Unausweichlich müssen Investitionen der Krankenhäuser für eine prozessuale Umstellung hin zu einer umfassenden sektorengleichen Versorgung eingebracht werden. Angesichts der zuletzt finanziell angespannten Lage deutscher Krankenhäuser und der Debatte um ein unstrukturiertes Kliniksterben bedarf es eines zeitlichen Korridors, der den stationären Einrichtungen ermöglicht, notwendige Umstrukturierungen vorzunehmen. Dies sollte in einer Übergangszeit mit festem Enddatum geschehen; immerhin gibt es zahlreiche Praxiskliniken und OP-Zentren im niedergelassenen Bereich, die bereits etablierte effiziente Strukturen aufweisen. Für die erforderlichen Investitionen in die Infrastruktur könnten Mittel durch eine Erweiterung und zeitliche Streckung im Rahmen des Krankenhaus-Strukturfonds (§ 12a KHG) dienlich sein.

Letztlich ist kritisch anzuerkennen, dass den vorliegenden Empfehlungen und Analysen oder auch den Befragungen der unterschiedlichen Akteure eines gemein ist: Sie betrachten die Sachlage aus der Sicht der Leistungserbringer. Effiziente Prozesse innerhalb der Ambulantisierungsinitiative in Deutschland sollten um einen konsequenten patientenzentrierten Blickwinkel erweitert werden. Hier ist noch Handlungsbedarf zu konstatieren. Eine sektorengleiche Versorgung und Pauschale kommt nicht umhin, patientenzentriert sowohl die Bedürfnisse als auch die erwartbaren Verhaltensweisen der Patientinnen und Patienten zu evaluieren.

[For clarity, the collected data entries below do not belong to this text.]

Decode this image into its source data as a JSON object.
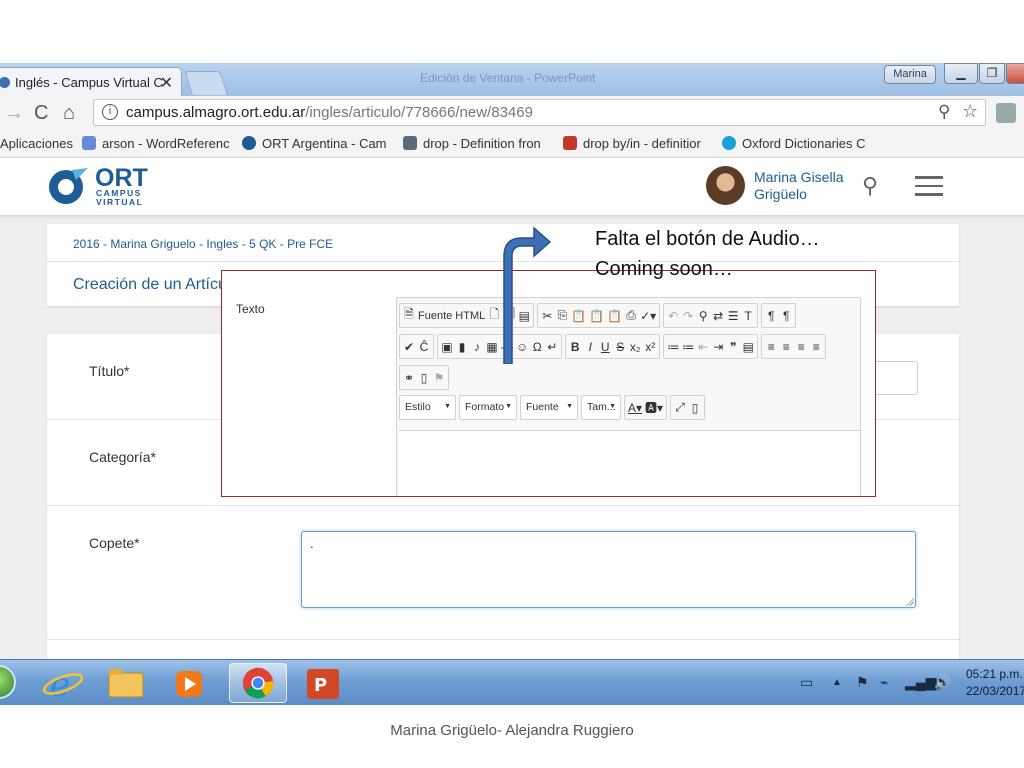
{
  "browser": {
    "tab_title": "Inglés - Campus Virtual C",
    "tab_close": "✕",
    "window_title": "Edición de Ventana - PowerPoint",
    "user_chip": "Marina",
    "url_host": "campus.almagro.ort.edu.ar",
    "url_path": "/ingles/articulo/778666/new/83469",
    "bookmarks": [
      {
        "label": "Aplicaciones",
        "icon_color": "#4285f4"
      },
      {
        "label": "arson - WordReferenc",
        "icon_color": "#6a8bd4"
      },
      {
        "label": "ORT Argentina - Cam",
        "icon_color": "#1e5c96"
      },
      {
        "label": "drop - Definition fron",
        "icon_color": "#5a6b7c"
      },
      {
        "label": "drop by/in - definitior",
        "icon_color": "#c0392b"
      },
      {
        "label": "Oxford Dictionaries C",
        "icon_color": "#1a9fd6"
      }
    ]
  },
  "site": {
    "logo_title": "ORT",
    "logo_sub1": "CAMPUS",
    "logo_sub2": "VIRTUAL",
    "user_first": "Marina Gisella",
    "user_last": "Grigüelo",
    "breadcrumb": "2016 - Marina Griguelo - Ingles - 5 QK - Pre FCE",
    "section_title": "Creación de un Artículo",
    "labels": {
      "titulo": "Título*",
      "categoria": "Categoría*",
      "copete": "Copete*"
    },
    "copete_value": "."
  },
  "editor": {
    "texto_label": "Texto",
    "source_button": "Fuente HTML",
    "combo_estilo": "Estilo",
    "combo_formato": "Formato",
    "combo_fuente": "Fuente",
    "combo_tamano": "Tam..."
  },
  "annotation": {
    "line1": "Falta el botón de Audio…",
    "line2": "Coming soon…"
  },
  "taskbar": {
    "time": "05:21 p.m.",
    "date": "22/03/2017"
  },
  "footer": "Marina Grigüelo- Alejandra Ruggiero"
}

Ausreichender politischer Wille vorausgesetzt – und hierbei sind auch die Selbstverwaltungspartner angesprochen –, sind die systemischen Herausforderungen einer möglichst weitreichenden sektorengleichen Versorgung und Vergütung anspruchsvoll, aber lösbar. Das Ziel, einen im internationalen Vergleich längst überfälligen Prozess weg von vollstationärer Leistungserbringung auch in Deutschland nachhaltig zu verankern, rechtfertigt den entsprechenden Einsatz aller Beteiligten allemal.